After a two-week summer break in the 2025 Race to Dubai schedule, the Nexo Championship will take place at Trump International Golf Links Scotland in Aberdeenshire from August 7-10.
It will be the first time the Tour has visited the venue, which is hosting the Staysure PGA Seniors Championship on the Legends Tour this week.
Following the Nexo Championship, the Closing Swing - the fifth and final Global Swing which forms phase one of the DP World Tour’s 2025 season - will conclude with the Danish Golf Championship at Furesø Golf Klub.
Established in 1974, Furesø Golf Club was designed by Jan Cederholm, with a renovation in 2015 by Tom Mackenzie.
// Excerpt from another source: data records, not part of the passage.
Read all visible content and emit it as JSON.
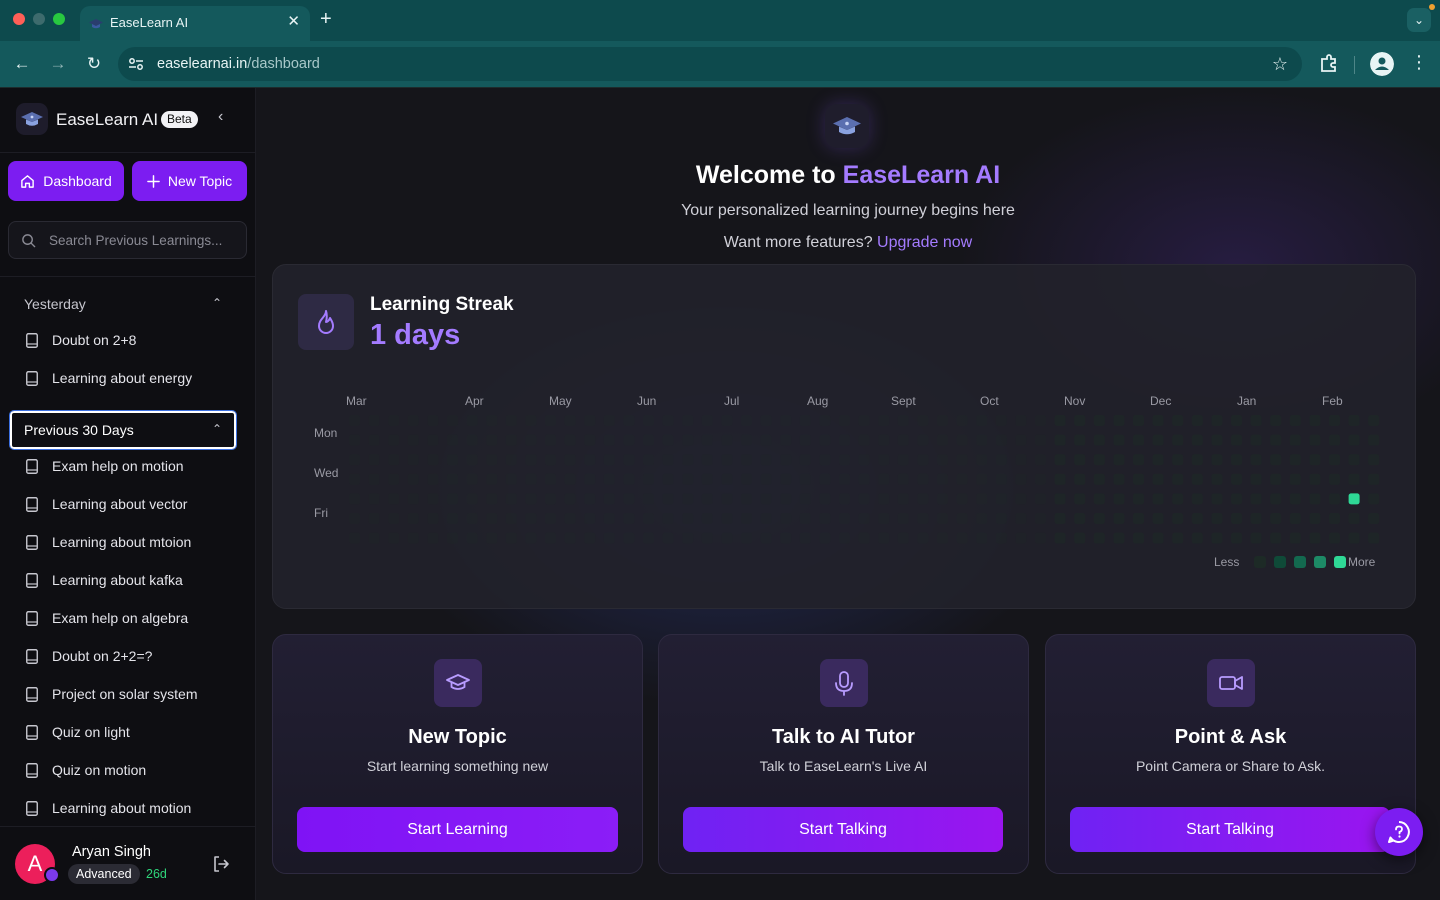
{
  "browser": {
    "tab_title": "EaseLearn AI",
    "url_domain": "easelearnai.in",
    "url_path": "/dashboard"
  },
  "sidebar": {
    "brand": "EaseLearn AI",
    "badge": "Beta",
    "dashboard_label": "Dashboard",
    "new_topic_label": "New Topic",
    "search_placeholder": "Search Previous Learnings...",
    "groups": [
      {
        "label": "Yesterday",
        "items": [
          "Doubt on 2+8",
          "Learning about energy"
        ]
      },
      {
        "label": "Previous 30 Days",
        "items": [
          "Exam help on motion",
          "Learning about vector",
          "Learning about mtoion",
          "Learning about kafka",
          "Exam help on algebra",
          "Doubt on 2+2=?",
          "Project on solar system",
          "Quiz on light",
          "Quiz on motion",
          "Learning about motion"
        ]
      }
    ],
    "user": {
      "initial": "A",
      "name": "Aryan Singh",
      "level": "Advanced",
      "streak": "26d"
    }
  },
  "main": {
    "welcome_prefix": "Welcome to ",
    "welcome_brand": "EaseLearn AI",
    "tagline": "Your personalized learning journey begins here",
    "upgrade_prompt": "Want more features? ",
    "upgrade_link": "Upgrade now",
    "streak": {
      "title": "Learning Streak",
      "value": "1 days",
      "months": [
        "Mar",
        "Apr",
        "May",
        "Jun",
        "Jul",
        "Aug",
        "Sept",
        "Oct",
        "Nov",
        "Dec",
        "Jan",
        "Feb"
      ],
      "day_labels": [
        "Mon",
        "Wed",
        "Fri"
      ],
      "legend_less": "Less",
      "legend_more": "More",
      "legend_colors": [
        "#1d2a26",
        "#0f4a38",
        "#13694f",
        "#1d8a66",
        "#2fd896"
      ],
      "active_day": {
        "month": "Feb",
        "weekday": "Thu",
        "level": 4
      }
    },
    "cards": [
      {
        "title": "New Topic",
        "subtitle": "Start learning something new",
        "button": "Start Learning",
        "icon": "graduation-cap-icon"
      },
      {
        "title": "Talk to AI Tutor",
        "subtitle": "Talk to EaseLearn's Live AI",
        "button": "Start Talking",
        "icon": "microphone-icon"
      },
      {
        "title": "Point & Ask",
        "subtitle": "Point Camera or Share to Ask.",
        "button": "Start Talking",
        "icon": "video-camera-icon"
      }
    ]
  },
  "colors": {
    "accent": "#7c1df1",
    "accent_text": "#a47bff",
    "browser_chrome": "#0d4a4d",
    "streak_green": "#2fd896"
  }
}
It is one of the country's largest golf clubs with 1,800 members, including DP World Tour professional Rasmus Neergaard-Petersen who was named an Honory Member last year after playing at the club since a young age.
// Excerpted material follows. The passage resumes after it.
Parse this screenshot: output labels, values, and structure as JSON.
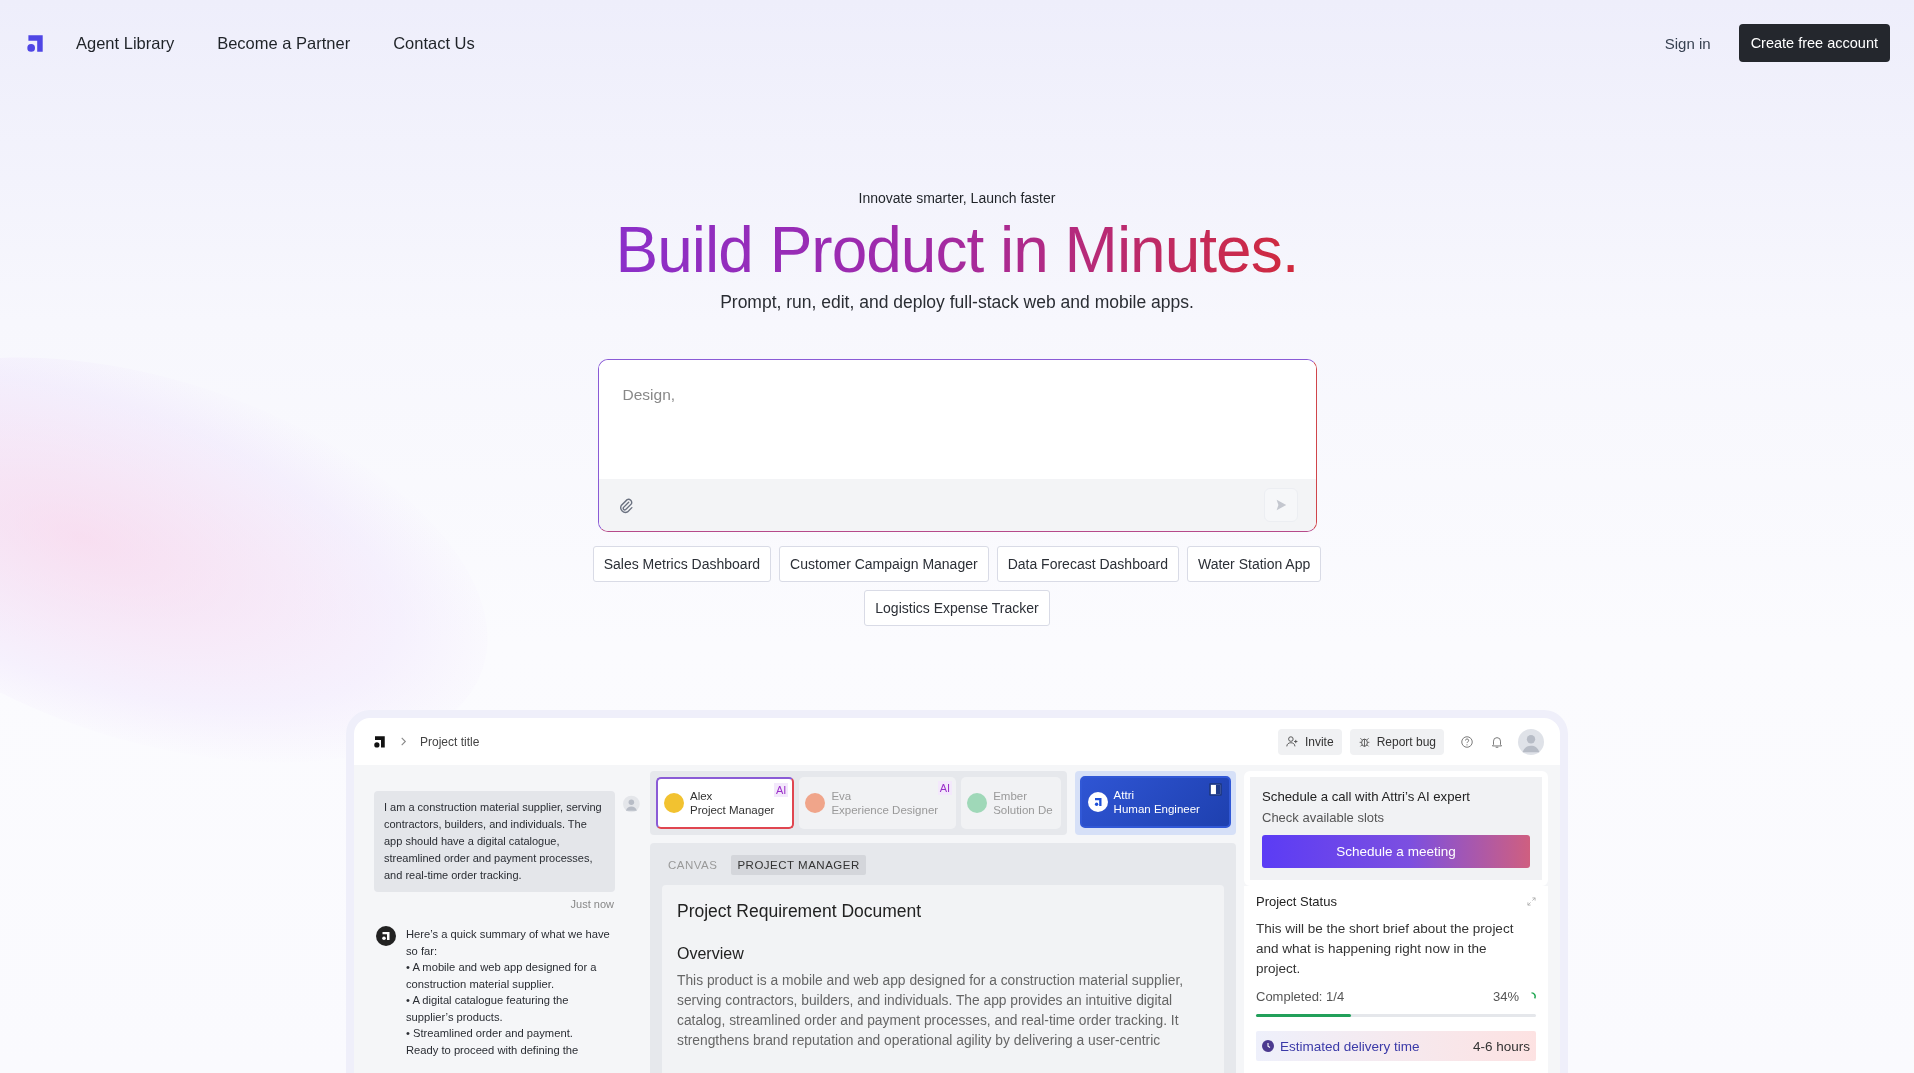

Not only will the venue be staging a DP World Tour event for the first time, it will be a first visit to the capital for a tournament which was first staged in 2014.
As the final event of the Closing Swing, it provides players one final opportunity to qualify for the ‘Back 9’, the second phase of the DP World Tour’s season.
At the midway point of the ‘Back 9’, the FedEx Open de France, continental Europe’s oldest national Open, moves to Golf de Saint-Nom-La-Bretèche for its 107th edition due to work taking place at Le Golf National.
It is the first time the tournament has been played there since 1982 when Seve Ballesteros was triumphant, while it marks the DP World Tour’s return to the venue for the first time since the 2013 Seve Trophy.
Another returning venue before the season reaches a climax is the historic Delhi Golf Club, which this year is hosting the inaugural DP World India Championship.
Co-sanctioned with the Professional Golf Tour of India, the tournament will be the penultimate event of the ‘Back 9’ and marks the DP World Tour’s return to the venue for the first time since staging the Hero Indian Open in 2016.
Originally established in the 1930s, the Lodhi Championship Course hosted the inaugural Indian Open in 1964 and was redesigned by Peter Thomson in 1977, with further enhancements by Gary Player Design in 2019.
The venue for the Genesis Championship, a DP World Tour and KPGA Tour co-sanctioned event, which will bring the 'Back 9' to a close is to be announced in due course.